I’m going to be in and out even more erratically than usual up until the end of August, which is when my dissertation writing has to be finished. You’ll find me here when one or more of three things occurs (I’m a Celticist; we work by threes):
a) I stumble across something I just have to share with you;
b) I have a question or a job for you;
c) I need to stretch my writing muscles before going back to my meat and potatoes writing.
Today? Well, there’s a bit of all three at work here I suppose! a) I want to draw your attention back to an author I’ve written about before (although never entirely to my own satisfaction– I just don’t seem to be able to capture her brilliance as well as I’d like); b) I have a job for you; c) I’m working towards a deadline and my words aren’t flowing as well as I’d like, so I thought a brief post here might get those muscles moving.
So. Eleanor Farjeon.
She’s come to mind, I know, because I’ve had the delight of reading a few stories from The Little Bookroom to the Changeling lately. I thought she was too young for them still, but, to my utter surprise and joy, she doesn’t seem to have noticed she’s too young for them, and has asked me to read them to her again and again. And dear God above, these are stories meant to be read aloud! They sing and dance on the tongue! I’m in heaven.

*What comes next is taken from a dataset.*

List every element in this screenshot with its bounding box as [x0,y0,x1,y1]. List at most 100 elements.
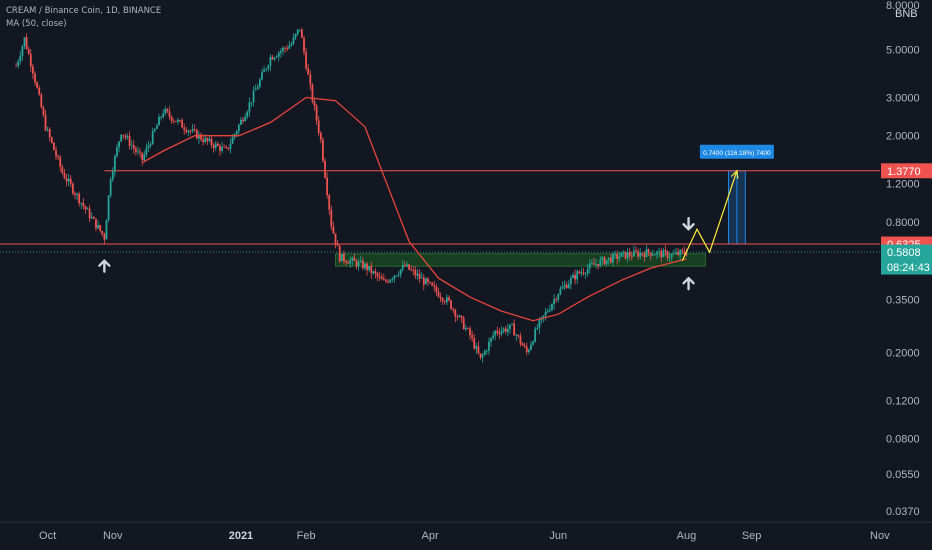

But the thing about Eleanor Farjeon is that she’s addictive; now that I’ve been reading her stories to my Changeling, I’m absolutely craving Martin Pippin in the Apple Orchard. Usually early spring is all about The Secret Garden for me, and I save Martin Pippin for the fall, but, well, a) The Secret Garden is in a box somewhere; and b) see above re: addiction to Eleanor Farjeon.
But I can’t read Martin Pippin yet– not until Saturday roles around, at the very least, and, I suspect… maybe not even then. I’m just working towards deadlines now. Which is where b) comes into the picture: Dear Book-Lovers, will you do me the very great kindness of somehow procuring some Eleanor Farjeon, especially Martin Pippin, and giving it a read? She’s undervalued, under-read, underappreciated, and one of the finest writers who has ever trod this beautiful, complicated, messy planet of ours, and she deserves to have more readers. I can’t take the time right now, but maybe you can. Check your libraries, or AbeBooks, or wherever you like, and delight yourself with her exquisite words. Then come back here and tell me your thoughts: either in the comments, or just write to me! email@example.com
Let’s celebrate Eleanor Farjeon and let’s read good stories. Your comments will give me a smile while I write, and you’ll be keeping Eleanor Farjeon’s name alive. So: Go forth and read while I sit here and write!